Expat Magazine

Japanese Christmas Traditions

By Martinemler

Actually Japan has no traditional Christmas like I know it from Germany. Japanese going to Christmas parties and eating Christmas cake. Every year people asking me how we celebrate Christmas in Japan. We, meaning I drag my Japanese husband into it, celebrating Christmas on the eve of the 24th of December with my family, which always ends with a church service around midnight. On the 25th we are going to a Christmas brunch in a big hotel in Tokyo. This is actually not a German custom, I picked it up in Singapore from a British couple because I do not have family in Tokyo/Singapore.
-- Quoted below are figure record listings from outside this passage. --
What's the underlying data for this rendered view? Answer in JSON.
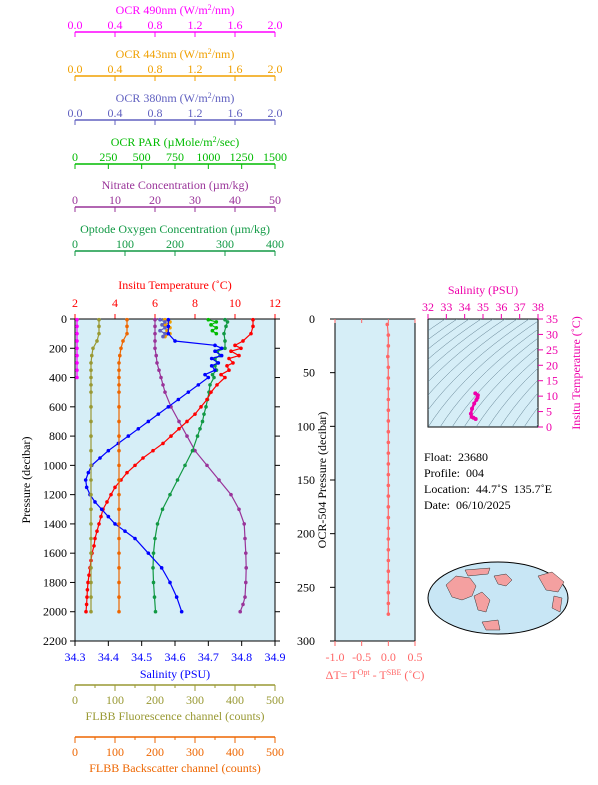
{
  "main_chart": {
    "type": "line",
    "yaxis": {
      "label": "Pressure (decibar)",
      "min": 0,
      "max": 2200,
      "ticks": [
        0,
        200,
        400,
        600,
        800,
        1000,
        1200,
        1400,
        1600,
        1800,
        2000,
        2200
      ]
    },
    "axes_top": [
      {
        "id": "ocr490",
        "title_parts": [
          "OCR 490nm (W/m",
          "2",
          "/nm)"
        ],
        "color": "#ff00ff",
        "min": 0,
        "max": 2,
        "ticks": [
          "0.0",
          "0.4",
          "0.8",
          "1.2",
          "1.6",
          "2.0"
        ]
      },
      {
        "id": "ocr443",
        "title_parts": [
          "OCR 443nm (W/m",
          "2",
          "/nm)"
        ],
        "color": "#f0a000",
        "min": 0,
        "max": 2,
        "ticks": [
          "0.0",
          "0.4",
          "0.8",
          "1.2",
          "1.6",
          "2.0"
        ]
      },
      {
        "id": "ocr380",
        "title_parts": [
          "OCR 380nm (W/m",
          "2",
          "/nm)"
        ],
        "color": "#6060c0",
        "min": 0,
        "max": 2,
        "ticks": [
          "0.0",
          "0.4",
          "0.8",
          "1.2",
          "1.6",
          "2.0"
        ]
      },
      {
        "id": "par",
        "title_parts": [
          "OCR PAR (µMole/m",
          "2",
          "/sec)"
        ],
        "color": "#00bb00",
        "min": 0,
        "max": 1500,
        "ticks": [
          "0",
          "250",
          "500",
          "750",
          "1000",
          "1250",
          "1500"
        ]
      },
      {
        "id": "nitrate",
        "title_parts": [
          "Nitrate Concentration (µm/kg)"
        ],
        "color": "#993399",
        "min": 0,
        "max": 50,
        "ticks": [
          "0",
          "10",
          "20",
          "30",
          "40",
          "50"
        ]
      },
      {
        "id": "oxygen",
        "title_parts": [
          "Optode Oxygen Concentration (µm/kg)"
        ],
        "color": "#119944",
        "min": 0,
        "max": 400,
        "ticks": [
          "0",
          "100",
          "200",
          "300",
          "400"
        ]
      },
      {
        "id": "temp",
        "title_parts": [
          "Insitu Temperature (˚C)"
        ],
        "color": "#ff0000",
        "min": 2,
        "max": 12,
        "ticks": [
          "2",
          "4",
          "6",
          "8",
          "10",
          "12"
        ]
      }
    ],
    "axes_bottom": [
      {
        "id": "salinity",
        "title_parts": [
          "Salinity (PSU)"
        ],
        "color": "#0000ff",
        "min": 34.3,
        "max": 34.9,
        "ticks": [
          "34.3",
          "34.4",
          "34.5",
          "34.6",
          "34.7",
          "34.8",
          "34.9"
        ]
      },
      {
        "id": "fluor",
        "title_parts": [
          "FLBB Fluorescence channel (counts)"
        ],
        "color": "#999933",
        "min": 0,
        "max": 500,
        "ticks": [
          "0",
          "50",
          "100",
          "150",
          "200",
          "250",
          "300",
          "350",
          "400",
          "450",
          "500"
        ]
      },
      {
        "id": "backscatter",
        "title_parts": [
          "FLBB Backscatter channel (counts)"
        ],
        "color": "#ee6600",
        "min": 0,
        "max": 500,
        "ticks": [
          "0",
          "50",
          "100",
          "150",
          "200",
          "250",
          "300",
          "350",
          "400",
          "450",
          "500"
        ]
      }
    ],
    "series": [
      {
        "axis": "ocr490",
        "color": "#ff00ff",
        "y": [
          5,
          50,
          100,
          150,
          200,
          250,
          300,
          350,
          400
        ],
        "x": [
          0.02,
          0.02,
          0.02,
          0.02,
          0.02,
          0.02,
          0.02,
          0.02,
          0.02
        ]
      },
      {
        "axis": "ocr443",
        "color": "#f0a000",
        "y": [
          5,
          20,
          40,
          60,
          80,
          100,
          120
        ],
        "x": [
          0.9,
          0.95,
          0.9,
          0.95,
          0.92,
          0.95,
          0.9
        ]
      },
      {
        "axis": "ocr380",
        "color": "#6060c0",
        "y": [
          5,
          20,
          40,
          60,
          80,
          100,
          120
        ],
        "x": [
          0.85,
          0.9,
          0.87,
          0.9,
          0.85,
          0.9,
          0.88
        ]
      },
      {
        "axis": "par",
        "color": "#00bb00",
        "y": [
          5,
          20,
          40,
          60,
          80,
          100
        ],
        "x": [
          1000,
          1060,
          1020,
          1060,
          1030,
          1060
        ]
      },
      {
        "axis": "nitrate",
        "color": "#993399",
        "y": [
          5,
          50,
          100,
          150,
          200,
          250,
          300,
          350,
          400,
          450,
          500,
          600,
          700,
          800,
          900,
          1000,
          1100,
          1200,
          1300,
          1400,
          1500,
          1600,
          1700,
          1800,
          1900,
          1950,
          2000
        ],
        "x": [
          20,
          20,
          20,
          20,
          20,
          20.3,
          20.5,
          21,
          21.5,
          22,
          22.5,
          24,
          26,
          28,
          30,
          33,
          36,
          39,
          41,
          42.3,
          42.5,
          42.7,
          42.8,
          42.7,
          42.5,
          42,
          41.3
        ]
      },
      {
        "axis": "oxygen",
        "color": "#119944",
        "y": [
          5,
          20,
          50,
          100,
          150,
          200,
          220,
          250,
          270,
          300,
          320,
          350,
          380,
          400,
          450,
          500,
          550,
          600,
          650,
          700,
          750,
          800,
          900,
          1000,
          1100,
          1200,
          1300,
          1400,
          1500,
          1600,
          1700,
          1800,
          1900,
          2000
        ],
        "x": [
          300,
          305,
          302,
          298,
          300,
          300,
          285,
          290,
          280,
          285,
          280,
          283,
          275,
          278,
          270,
          268,
          265,
          262,
          258,
          255,
          250,
          245,
          235,
          220,
          205,
          190,
          175,
          165,
          160,
          157,
          156,
          157,
          159,
          161
        ]
      },
      {
        "axis": "temp",
        "color": "#ff0000",
        "y": [
          5,
          50,
          100,
          150,
          180,
          200,
          220,
          250,
          270,
          300,
          320,
          350,
          380,
          400,
          450,
          500,
          550,
          600,
          650,
          700,
          750,
          800,
          850,
          900,
          950,
          1000,
          1050,
          1100,
          1150,
          1200,
          1250,
          1300,
          1350,
          1400,
          1450,
          1500,
          1550,
          1600,
          1650,
          1700,
          1750,
          1800,
          1850,
          1900,
          1950,
          2000
        ],
        "x": [
          10.9,
          10.9,
          10.8,
          10.4,
          10.0,
          10.3,
          9.8,
          10.2,
          9.7,
          9.9,
          9.6,
          9.7,
          9.3,
          9.5,
          9.1,
          8.8,
          8.6,
          8.3,
          8.0,
          7.6,
          7.2,
          6.8,
          6.4,
          5.9,
          5.4,
          5.0,
          4.6,
          4.3,
          4.0,
          3.8,
          3.6,
          3.4,
          3.3,
          3.2,
          3.1,
          3.0,
          2.95,
          2.85,
          2.8,
          2.75,
          2.7,
          2.65,
          2.62,
          2.6,
          2.58,
          2.55
        ]
      },
      {
        "axis": "salinity",
        "color": "#0000ff",
        "y": [
          5,
          50,
          100,
          150,
          180,
          200,
          220,
          250,
          270,
          300,
          320,
          350,
          380,
          400,
          450,
          500,
          550,
          600,
          650,
          700,
          750,
          800,
          850,
          900,
          950,
          1000,
          1050,
          1100,
          1150,
          1200,
          1250,
          1300,
          1350,
          1400,
          1450,
          1500,
          1600,
          1700,
          1800,
          1900,
          2000
        ],
        "x": [
          34.58,
          34.58,
          34.58,
          34.6,
          34.72,
          34.74,
          34.72,
          34.74,
          34.71,
          34.73,
          34.71,
          34.72,
          34.69,
          34.7,
          34.67,
          34.64,
          34.61,
          34.58,
          34.55,
          34.52,
          34.49,
          34.46,
          34.43,
          34.4,
          34.375,
          34.35,
          34.34,
          34.332,
          34.335,
          34.345,
          34.36,
          34.38,
          34.4,
          34.42,
          34.45,
          34.48,
          34.52,
          34.56,
          34.585,
          34.605,
          34.62
        ]
      },
      {
        "axis": "fluor",
        "color": "#999933",
        "y": [
          5,
          50,
          100,
          150,
          200,
          250,
          300,
          350,
          400,
          450,
          500,
          600,
          700,
          800,
          900,
          1000,
          1100,
          1200,
          1300,
          1400,
          1500,
          1600,
          1700,
          1800,
          1900,
          2000
        ],
        "x": [
          60,
          60,
          60,
          55,
          45,
          42,
          40,
          40,
          40,
          40,
          40,
          40,
          40,
          40,
          40,
          40,
          40,
          40,
          40,
          40,
          40,
          40,
          40,
          40,
          40,
          40
        ]
      },
      {
        "axis": "backscatter",
        "color": "#ee6600",
        "y": [
          5,
          50,
          100,
          150,
          200,
          250,
          300,
          350,
          400,
          450,
          500,
          600,
          700,
          800,
          900,
          1000,
          1100,
          1200,
          1300,
          1400,
          1500,
          1600,
          1700,
          1800,
          1900,
          2000
        ],
        "x": [
          130,
          130,
          130,
          120,
          115,
          112,
          110,
          110,
          110,
          110,
          110,
          110,
          110,
          110,
          110,
          110,
          110,
          110,
          110,
          110,
          110,
          110,
          110,
          110,
          110,
          110
        ]
      }
    ]
  },
  "dt_chart": {
    "type": "line",
    "ylabel": "OCR-504 Pressure (decibar)",
    "ymin": 0,
    "ymax": 300,
    "yticks": [
      "0",
      "50",
      "100",
      "150",
      "200",
      "250",
      "300"
    ],
    "xmin": -1.0,
    "xmax": 0.5,
    "xticks": [
      "-1.0",
      "-0.5",
      "0.0",
      "0.5"
    ],
    "xlabel_parts": [
      "ΔT= T",
      "Opt",
      " - T",
      "SBE",
      " (˚C)"
    ],
    "color": "#ff6666",
    "y": [
      5,
      15,
      25,
      35,
      45,
      55,
      65,
      75,
      85,
      95,
      105,
      115,
      125,
      135,
      145,
      155,
      165,
      175,
      185,
      195,
      205,
      215,
      225,
      235,
      245,
      255,
      265,
      275
    ],
    "x": [
      -0.02,
      0,
      0,
      -0.01,
      0,
      0,
      0,
      0,
      0,
      0,
      0,
      0,
      0,
      0,
      0,
      0,
      0,
      0,
      0,
      0,
      0,
      0,
      0,
      0,
      0,
      0,
      0,
      0
    ]
  },
  "ts_chart": {
    "type": "scatter",
    "xlabel": "Salinity (PSU)",
    "ylabel": "Insitu Temperature (˚C)",
    "xmin": 32,
    "xmax": 38,
    "ymin": 0,
    "ymax": 35,
    "xticks": [
      "32",
      "33",
      "34",
      "35",
      "36",
      "37",
      "38"
    ],
    "yticks": [
      "0",
      "5",
      "10",
      "15",
      "20",
      "25",
      "30",
      "35"
    ],
    "color": "#ee00aa",
    "x": [
      34.58,
      34.72,
      34.7,
      34.64,
      34.52,
      34.4,
      34.34,
      34.38,
      34.48,
      34.6
    ],
    "y": [
      10.9,
      10.3,
      9.5,
      8.8,
      7.6,
      5.9,
      4.3,
      3.3,
      3.0,
      2.6
    ]
  },
  "info": {
    "float": "Float:  23680",
    "profile": "Profile:  004",
    "location": "Location:  44.7˚S  135.7˚E",
    "date": "Date:  06/10/2025"
  },
  "colors": {
    "plot_bg": "#d6eef7",
    "map_ocean": "#c8e6f5",
    "map_land": "#f4a0a0"
  }
}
My Japanese in law will me more than surprised when we show up and expect them to be all in lovey dovey Christmas mood. The New Year celebration is much more important, Christmas is not, maybe even the Chinese New Year, which is a little bit later than the official worldwide one. Well, Expat families sometimes going back to their home country. We did this once and are not keen to do this again. It was more like a Family tour through Germany, the feeling for Christmas was not there. Of course there are years were we might go back but we like to stay at home. On the 26. of December we usually eat meat fondue.



Japanese Christmas Cake


This is really quaint. Japanese Christmas Cake. White chocolate with strawberries. This “Christmas kaki” is usually eaten on Christmas eve and we always try to do it because ….
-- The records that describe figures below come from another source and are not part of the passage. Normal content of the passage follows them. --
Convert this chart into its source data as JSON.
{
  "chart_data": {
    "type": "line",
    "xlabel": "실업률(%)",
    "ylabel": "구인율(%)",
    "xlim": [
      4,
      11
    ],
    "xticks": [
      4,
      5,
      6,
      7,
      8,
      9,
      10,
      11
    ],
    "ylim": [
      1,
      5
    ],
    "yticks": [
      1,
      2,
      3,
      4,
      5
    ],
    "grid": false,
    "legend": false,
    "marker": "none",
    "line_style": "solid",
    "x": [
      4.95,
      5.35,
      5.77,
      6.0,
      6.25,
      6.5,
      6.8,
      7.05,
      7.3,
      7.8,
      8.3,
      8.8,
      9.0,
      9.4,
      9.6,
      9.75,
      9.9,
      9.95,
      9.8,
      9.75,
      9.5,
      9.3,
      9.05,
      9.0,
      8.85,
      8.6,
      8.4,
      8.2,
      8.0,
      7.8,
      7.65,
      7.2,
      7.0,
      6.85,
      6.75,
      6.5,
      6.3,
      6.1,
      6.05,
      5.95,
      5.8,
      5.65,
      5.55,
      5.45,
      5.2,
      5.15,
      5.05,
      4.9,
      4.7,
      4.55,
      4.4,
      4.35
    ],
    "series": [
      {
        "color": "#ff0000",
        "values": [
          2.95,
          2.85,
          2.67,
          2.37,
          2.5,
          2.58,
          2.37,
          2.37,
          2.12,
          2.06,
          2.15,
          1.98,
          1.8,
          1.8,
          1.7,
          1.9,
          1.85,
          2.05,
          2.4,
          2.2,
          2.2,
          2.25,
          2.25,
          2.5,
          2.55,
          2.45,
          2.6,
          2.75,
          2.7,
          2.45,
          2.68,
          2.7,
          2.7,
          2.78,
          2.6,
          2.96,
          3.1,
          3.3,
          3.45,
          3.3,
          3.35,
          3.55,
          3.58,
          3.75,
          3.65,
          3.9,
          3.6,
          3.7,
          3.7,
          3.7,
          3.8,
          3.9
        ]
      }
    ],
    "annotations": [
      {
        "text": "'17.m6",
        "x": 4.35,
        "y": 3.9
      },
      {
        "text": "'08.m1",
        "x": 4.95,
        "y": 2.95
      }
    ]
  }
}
In the past Japanese called women over 25 years old Christmas-kaki. Christmas-kaki are eaten on the 24th or 25th but not later. Nobody likes to eat it later and that is the same with women over 25 years, nobody wanted them.
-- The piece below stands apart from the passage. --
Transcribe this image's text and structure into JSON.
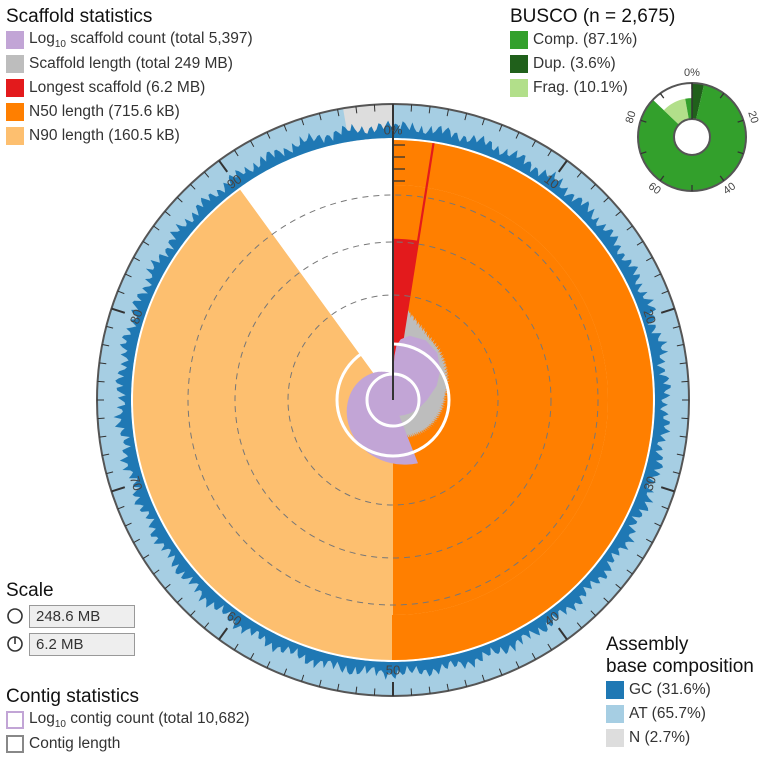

And this is a really special one

because it is not white, noooo …. brown!



Christmas-Tree Minato Mirai

Yokohama Minato Mirai – every day at 5.30pm lightshow


Japanese listen to Beethovens 9th



Japanese buy Kentucky Fried Chicken



This custom I did not know about until a friend pointed it out to me. At one point my husband mention that we should go to Kentucky Fried Chicken on Christmas, just like he mention the Christmas Cake.  Well, I did not take his suggestion seriously, more like it was a joke and definitely I did not think that this was a Christmas tradition anywhere in the world. Today, it is not as present as some years ago. It slowly extinct but still worth mentioning it.



Christmas tree


For christmas you need a tree. In Japan I used to buy my tree at Ikea but they are really ugly. They look like scarecrows and I have the talent to choose every year a more uglier one than the one from the year before. From mid of November Ikea is offering christmas trees and they are almost nude by end of December and it is a little bit awkward in the living room, since we are heating a lot. So last year I wanted to buy an artificial one, if I cannot find a nice one or should I decorate a bonsai?

Christmas trees choices

Well, I found a beautiful one with roots.


Duck for Christmas

Well, I am from Germany and in my family it is tradition to eat duck. Eating duck in Japan is not really common. I think most of the people in Japan think this is disgusting. Whenever I ask, they glance at me with a little surprise. It is hard to find duck in Japan. China town in Yokohama is a good address or any pond in a park :). Once my husband ordered duck over rakuten.com and it came from France. A whole duck is usually to big for Japanese oven and it is very difficult for me (German) to make the duck right in those ovens. However, the duck was most probably at least 100 years old ….



Am Teich

At the pond …




Well, it not such a big problem but I have a problem to get unsalted butter before christmas. Unsalted butter is most of the time sold out or rationed at Tokyo store.  Before christmas you are only allowed to buy 200g (in 2012). My oven is also really not a oven in the German mind, my kitchen is more a barbie doll kitchen.





Margarine & Butter salted

Margarine & Butter salted

Advents Calendar

You can get them everywhere. I bought some at Motomachi Union for my teens. Those were even from Germany. You can do your own as well. Ikea has some ready made and you can put your own ideas into each drawer. Japan is a paradise for handicraft.


Advent calendar



Advent wreath 

I do my own because I have limit space. Sometime a pine branch and four candles are good to go. Another option is to get a advent wreath at the Christmas market at the Evangelical German Church in Tokyo (consisting of Lutheran, Reformed and United Protestant congregations). A lot of German specialties are available there and I just love that christmas market. It is the closest to the original German markets in Germany.



Ikea gingerbread house



It is hard to get a fondue for meat in Japan.  Takashimaya might be the best place but I could not find one. My sister brought me one from Germany. My old set went missing when we moved. Cheese and chocolate fondue set you can find more easily.




Christmas cards

Japanese love to write christmas cards, just like the Germans and many other cultures in the world.

I hope you like this little trip into my world!